In England, the show has really become popular and has been elevated to kind of Seinfeld levels, where the catchphrases from the show such as: “This is a lovely bit of squirrel,” and “Shalom Jackie,” (which people have actually TATTOOED on themselves in England) are very popular in the culture there and tossed around with great regularity. I know this because I have been researching and reading and reading and reading about this crazy show. Go ahead and Google “Shalom Jackie” if you don’t believe me. This makes me happy because it comes at a time when the world is experiencing a huge rise in antisemitism.
They are about to do a tenth-year anniversary special on British TV to celebrate it, and fans are demanding another season, though the actors are a bit tired of the old schtick. They’ve kind of jumped the shark a bit already, and some of the cast are ready to hang it up. But the point is that this show is beloved. They even had a national contest to rank the best episodes. Many of the winning episodes matched my own. In the beginning, I thought it was my little discovery, but I was wrong. It is a hit show, and popular with people who like or love this crazy brand of British slapstick. Apparently, there is an awful lot of us.
And now, if you are still interested and want to try out some of the funniest episodes, here are ones you should not miss. One more thing: I encourage watching a few first episodes of this first season to understand the characters being set up. The best episodes cannot be appreciated if you do not understand the cast of characters first. Also, keep in mind that my favorites do not include anything from Season 5 or 6 because these are not available for viewing yet in the US.
So here they are:
First, my top three which matched a national contest in England
Now – in season order the ones that are must see.
Season I – Episode 3 – “The Curtains” Grandma’s visit.
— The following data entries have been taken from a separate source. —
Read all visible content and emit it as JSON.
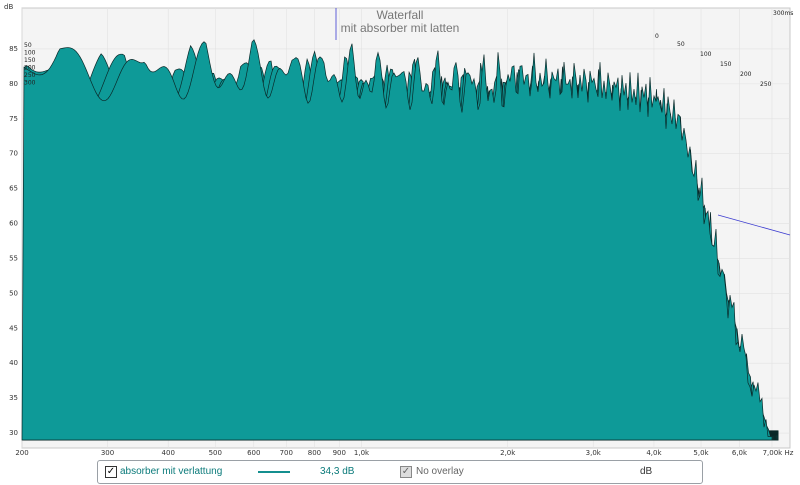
{
  "chart_data": {
    "type": "area",
    "title": "Waterfall",
    "subtitle": "mit absorber mit latten",
    "ylabel": "dB",
    "xlabel_unit": "Hz",
    "x_scale": "log",
    "xlim": [
      200,
      7000
    ],
    "ylim": [
      29,
      88
    ],
    "y_ticks": [
      "30",
      "35",
      "40",
      "45",
      "50",
      "55",
      "60",
      "65",
      "70",
      "75",
      "80",
      "85"
    ],
    "x_ticks": [
      {
        "label": "200",
        "value": 200
      },
      {
        "label": "300",
        "value": 300
      },
      {
        "label": "400",
        "value": 400
      },
      {
        "label": "500",
        "value": 500
      },
      {
        "label": "600",
        "value": 600
      },
      {
        "label": "700",
        "value": 700
      },
      {
        "label": "800",
        "value": 800
      },
      {
        "label": "900",
        "value": 900
      },
      {
        "label": "1,0k",
        "value": 1000
      },
      {
        "label": "2,0k",
        "value": 2000
      },
      {
        "label": "3,0k",
        "value": 3000
      },
      {
        "label": "4,0k",
        "value": 4000
      },
      {
        "label": "5,0k",
        "value": 5000
      },
      {
        "label": "6,0k",
        "value": 6000
      },
      {
        "label": "7,00k Hz",
        "value": 7000
      }
    ],
    "depth_axis_unit": "ms",
    "depth_ticks": [
      "0",
      "50",
      "100",
      "150",
      "200",
      "250",
      "300ms"
    ],
    "depth_ticks_left": [
      "50",
      "100",
      "150",
      "200",
      "250",
      "300"
    ],
    "slices": 40,
    "fill_color": "#0e9a98",
    "line_color": "#0a2a2a",
    "envelope_front": [
      {
        "hz": 200,
        "db": 86
      },
      {
        "hz": 300,
        "db": 85
      },
      {
        "hz": 500,
        "db": 85
      },
      {
        "hz": 700,
        "db": 85
      },
      {
        "hz": 1000,
        "db": 84
      },
      {
        "hz": 2000,
        "db": 83
      },
      {
        "hz": 3000,
        "db": 82
      },
      {
        "hz": 4000,
        "db": 80
      },
      {
        "hz": 4500,
        "db": 77
      },
      {
        "hz": 5000,
        "db": 66
      },
      {
        "hz": 6000,
        "db": 45
      },
      {
        "hz": 7000,
        "db": 30
      }
    ]
  },
  "legend": {
    "series_label": "absorber mit verlattung",
    "series_value": "34,3 dB",
    "overlay_label": "No overlay",
    "unit": "dB"
  },
  "check_mark": "✓"
}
Drunk Dog alert
Season I – Episode 5 – “The Mercedes” – Grandmom again! Love of Chinese food!
Season I – Episode 6 – “The Date” – Embarassing Baby Photos
Season II – Episode 2 (8th in series) “Mr. Morris.” He is even crazier.
Season II – Episode 6 – “The Mouse” Finally Neighbor wrangles an invitation and his ultimate crush fantasy is realized with the Kiss of Life
Season III – Episode 2 – “The Fox” – DO NOT MISS THIS – my very favorite
Season III – Episode 3 – “Mr. Morris Returns.
Season III – Episode 5 – “The Piano” – Funniest part is the quantities of Food and other items, as Dad discovers a Costco type store. Pay close attention, the Piano is not the funny part.
Season III – Episode 6 – “The Big Day” The. Wedding. Dress.
Season II – Episode 5 – “The Yoghurts” – threw this one in due to some of the physical comedy and mix-ups
Season IV – Episode 4 – “The Pyjamas” Toenails. That is all I have to say
Season IV – the rest of the episodes.
Okay, back to me, let me know what you think and enjoy some good belly laughs.